Originaire et natif de Monkoto, dans l’actuelle province de la Tshuapa, Ambroise Boimbo est entré dans l’histoire grâce à un geste spontané immortalisé par le photographe allemand Robert Lebeck. Cette photographie, devenue l’une des plus célèbres du XXᵉ siècle, continue d’illustrer les ouvrages, les musées et les expositions consacrés à la décolonisation de l’Afrique. Pourtant, paradoxalement, celui qui en est le principal protagoniste demeure largement méconnu dans son propre pays.

« Ambroise Boimbo est un héros oublié. Son nom devrait être enseigné à nos enfants, honoré par les institutions de la République et inscrit dans notre mémoire nationale au même titre que les autres grandes figures de notre indépendance », affirme le député Célestin Engelemba.
Selon lui, l’histoire nationale ne saurait se limiter aux grands dirigeants politiques. Elle doit également rendre justice à ces femmes et ces hommes dont les actes, parfois spontanés, ont marqué durablement la conscience collective et contribué à façonner l’identité du Congo indépendant.
Pour le député de Monkoto, le silence qui entoure encore Ambroise Boimbo constitue une injustice historique qu’il est temps de réparer.
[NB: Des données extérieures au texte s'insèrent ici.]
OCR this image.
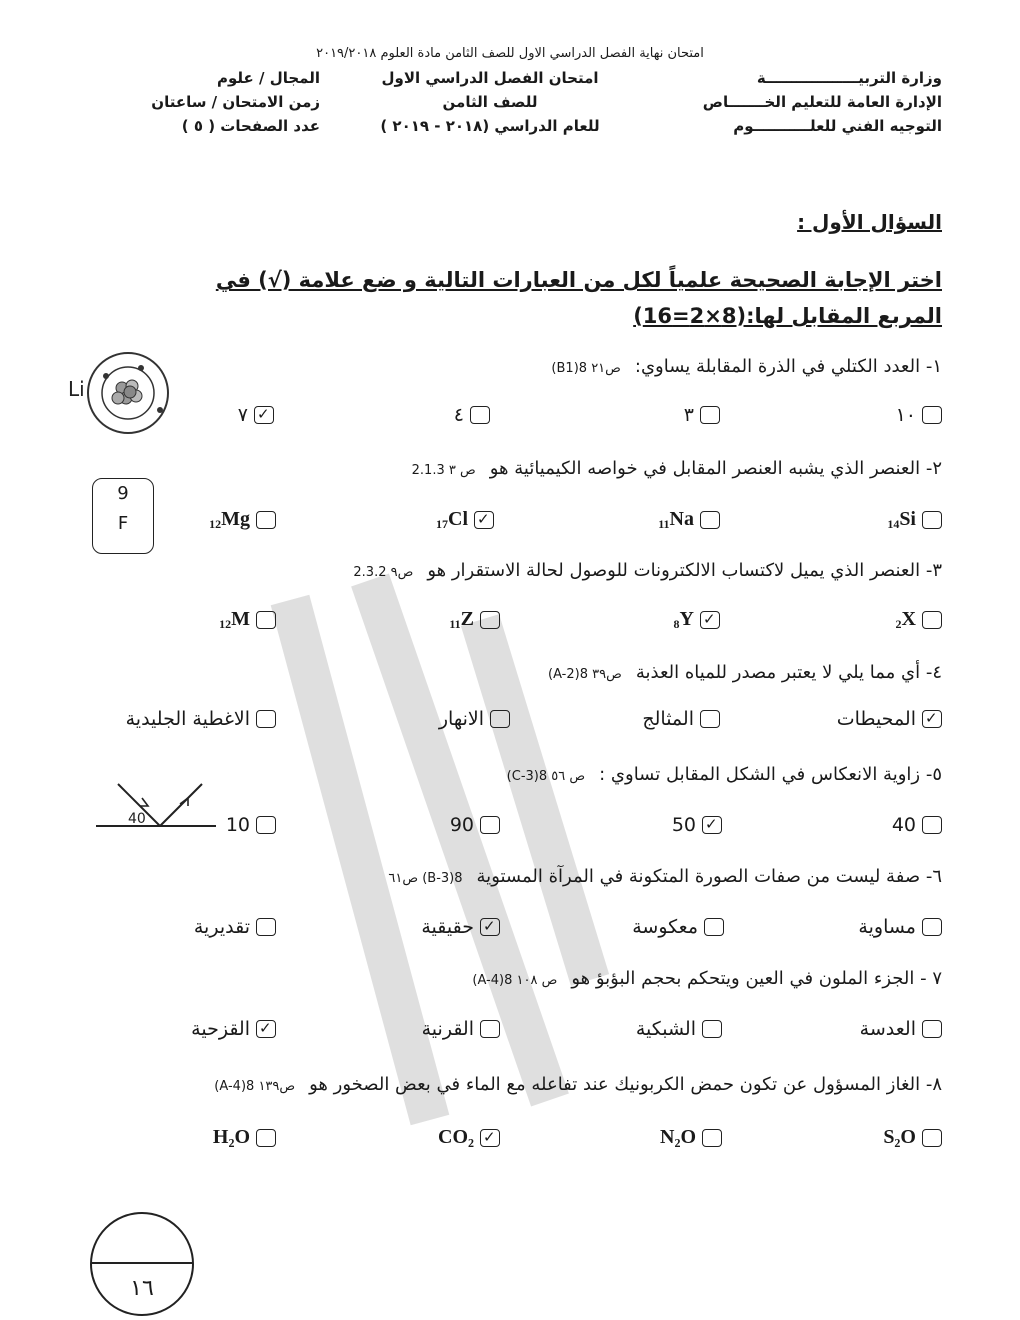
امتحان نهاية الفصل الدراسي الاول للصف الثامن مادة العلوم ٢٠١٩/٢٠١٨
وزارة التربيــــــــــــــــــة
الإدارة العامة للتعليم الخـــــــاص
التوجيه الفني للعلـــــــــــوم
امتحان الفصل الدراسي الاول
للصف الثامن
للعام الدراسي (٢٠١٨ - ٢٠١٩ )
المجال / علوم
زمن الامتحان / ساعتان
عدد الصفحات ( ٥ )
السؤال الأول :
اختر الإجابة الصحيحة علمياً لكل من العبارات التالية و ضع علامة (√) في المربع المقابل لها:(8×2=16)
Li
9
F
40
١- العدد الكتلي في الذرة المقابلة يساوي:ص٢١ 8(B1)
١٠
٣
٤
✓
٧
٢- العنصر الذي يشبه العنصر المقابل في خواصه الكيميائية هوص ٣ 2.1.3
$_{14}$Si
$_{11}$Na
✓
$_{17}$Cl
$_{12}$Mg
٣- العنصر الذي يميل لاكتساب الالكترونات للوصول لحالة الاستقرار هوص٩ 2.3.2
$_2$X
✓
$_8$Y
$_{11}$Z
$_{12}$M
٤- أي مما يلي لا يعتبر مصدر للمياه العذبةص٣٩ 8(A-2)
✓
المحيطات
المثالج
الانهار
الاغطية الجليدية
٥- زاوية الانعكاس في الشكل المقابل تساوي :ص ٥٦ 8(C-3)
40
✓
50
90
10
٦- صفة ليست من صفات الصورة المتكونة في المرآة المستوية8(B-3) ص٦١
مساوية
معكوسة
✓
حقيقية
تقديرية
٧ - الجزء الملون في العين ويتحكم بحجم البؤبؤ هوص ١٠٨ 8(A-4)
العدسة
الشبكية
القرنية
✓
القزحية
٨- الغاز المسؤول عن تكون حمض الكربونيك عند تفاعله مع الماء في بعض الصخور هوص١٣٩ 8(A-4)
S₂O
N₂O
✓
CO₂
H₂O
١٦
Il estime qu’au-delà de la célèbre photographie, c’est toute une partie de la mémoire nationale qui mérite d’être mieux documentée, étudiée et valorisée.
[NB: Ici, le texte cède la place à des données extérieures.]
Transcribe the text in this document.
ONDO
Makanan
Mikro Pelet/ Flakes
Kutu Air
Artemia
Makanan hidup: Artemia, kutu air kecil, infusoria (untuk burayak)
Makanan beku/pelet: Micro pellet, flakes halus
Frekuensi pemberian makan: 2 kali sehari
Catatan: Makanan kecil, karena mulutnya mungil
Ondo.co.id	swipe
À cet effet, Célestin Engelemba interpelle les autorités compétentes, notamment les ministères en charge de la Culture, de l’Éducation nationale, de l’Enseignement supérieur et universitaire ainsi que les institutions en charge de la mémoire nationale, afin que des initiatives concrètes soient engagées.

Il propose notamment qu’une reconnaissance officielle soit accordée à Ambroise Boimbo à titre posthume, que son parcours soit intégré dans les programmes scolaires consacrés à l’histoire nationale, qu’un monument ou une stèle commémorative soit érigé en sa mémoire, et que son territoire d’origine, Monkoto, puisse accueillir un espace mémoriel retraçant son histoire et sa contribution au patrimoine national.
Pour l’élu, une Nation se construit aussi par la reconnaissance de celles et ceux qui ont, à leur manière, contribué à écrire les pages décisives de son histoire.
« Les peuples qui oublient leurs héros fragilisent leur mémoire collective. Nous avons le devoir de transmettre aux générations futures l’histoire de tous ceux qui ont participé, chacun à sa manière, à la conquête de notre dignité nationale. Ambroise Boimbo mérite pleinement cette reconnaissance », soutient-il.
En ce 66ᵉ anniversaire de l’indépendance, l’appel du député national Célestin Engelemba dépasse ainsi le simple devoir de mémoire. Il s’inscrit dans une volonté de réconcilier la République avec toutes les facettes de son histoire, y compris celles incarnées par des citoyens ordinaires dont les gestes extraordinaires ont traversé le temps.

Soixante-six ans après cette journée historique du 29 juin 1960, l’image d’Ambroise Boimbo demeure gravée dans la mémoire du monde. Pour Célestin Engelemba, il appartient désormais à la République démocratique du Congo de faire en sorte que son nom trouve enfin la place qui lui revient dans le récit national.